São Paulo - O empresário Edson Bueno, fundador e ex-dono do grupo Amil, poderá assumir o controle da empresa de diagnósticos Dasa sem a realização de uma nova oferta pública de aquisição de ações (procedimento conhecido no mercado acionário como OPA), conforme considerou a Câmara de Arbitragem da BM&FBovespa. As informações são do jornal O Estado de S. Paulo.

A Dasa divulgou fato relevante comunicando a decisão da câmara, proferida na semana passada e por unanimidade, ao mercado. Bueno já era acionista da companhia quando, em fevereiro deste ano, desembolsou cerca de R$ 1,8 bilhão para se tornar controlador.

Conforme o estatuto social da Dasa, qualquer acionista que adquirir mais de 15% do capital da empresa precisará fazer uma OPA para o caso de os demais acionistas quererem vendar suas participações.

O conselho da Dasa emitiu uma notificação declarando que havia necessidade da OPA e, caso a exigência não fosse atendida, poderia suspender os direitos do novo controlador. Os argumentos foram de que Bueno resistiu à ideia e utilizou dois outros argumentos em sua defesa.

Bueno alegou que já tinha mais de 15% das ações antes de adquirir o controle, já que, através de usufruto das ações de sua ex-mulher, Dulce Pugliesi, sua participação era de 23,59%.

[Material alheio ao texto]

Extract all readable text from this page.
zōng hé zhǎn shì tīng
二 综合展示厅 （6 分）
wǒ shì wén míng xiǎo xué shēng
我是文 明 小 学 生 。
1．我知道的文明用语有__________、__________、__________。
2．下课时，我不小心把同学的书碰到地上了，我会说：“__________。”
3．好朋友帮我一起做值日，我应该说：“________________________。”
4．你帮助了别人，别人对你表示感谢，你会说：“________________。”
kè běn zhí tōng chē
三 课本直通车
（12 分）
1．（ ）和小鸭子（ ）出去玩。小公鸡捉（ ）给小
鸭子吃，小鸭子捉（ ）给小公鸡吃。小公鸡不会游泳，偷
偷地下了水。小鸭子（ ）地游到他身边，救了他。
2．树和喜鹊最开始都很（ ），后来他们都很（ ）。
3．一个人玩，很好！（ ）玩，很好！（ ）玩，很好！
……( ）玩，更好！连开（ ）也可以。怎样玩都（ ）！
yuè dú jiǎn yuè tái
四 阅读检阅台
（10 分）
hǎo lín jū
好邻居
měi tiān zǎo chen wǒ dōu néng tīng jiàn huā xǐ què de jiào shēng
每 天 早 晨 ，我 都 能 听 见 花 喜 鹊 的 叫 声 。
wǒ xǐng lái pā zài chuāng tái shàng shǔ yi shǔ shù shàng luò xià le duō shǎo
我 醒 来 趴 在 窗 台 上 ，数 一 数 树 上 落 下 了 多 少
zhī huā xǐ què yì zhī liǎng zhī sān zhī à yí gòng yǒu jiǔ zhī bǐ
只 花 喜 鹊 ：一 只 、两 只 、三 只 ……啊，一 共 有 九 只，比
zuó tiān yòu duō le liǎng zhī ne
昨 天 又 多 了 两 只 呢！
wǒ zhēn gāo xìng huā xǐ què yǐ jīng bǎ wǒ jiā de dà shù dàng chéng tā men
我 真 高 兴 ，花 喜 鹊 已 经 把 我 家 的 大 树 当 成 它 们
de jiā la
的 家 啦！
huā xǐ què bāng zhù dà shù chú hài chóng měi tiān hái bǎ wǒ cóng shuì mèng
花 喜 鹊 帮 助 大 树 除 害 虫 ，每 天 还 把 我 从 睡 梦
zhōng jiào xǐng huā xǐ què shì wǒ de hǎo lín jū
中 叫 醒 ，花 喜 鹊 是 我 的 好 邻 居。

Além disso, ele argumentou que se tornou controlador ao adquirir 38% do capital da empresa através de uma OPA. Em outras palavras, os demais acionistas já haviam tido a oportunidade de ofertar seus papéis.

A disputa envolveu dois grandes escritórios de advocacia. O escritório Sergio Bermudes, que defendeu a empresa Cromossomo Participações II, de Bueno e Dulce. E a Tepedino, Migliore e Berezowski Advogados, que atuou em acordo com o conselho da Dasa.

O conselho ainda poderá pedir esclarecimentos à câmara arbitral. Outra opção seria mover um ação judicial caso decida insistir na realização da oferta pública. Neste caso, a disputa poderia se arrastar. 

As informações são do jornal O Estado de S. Paulo.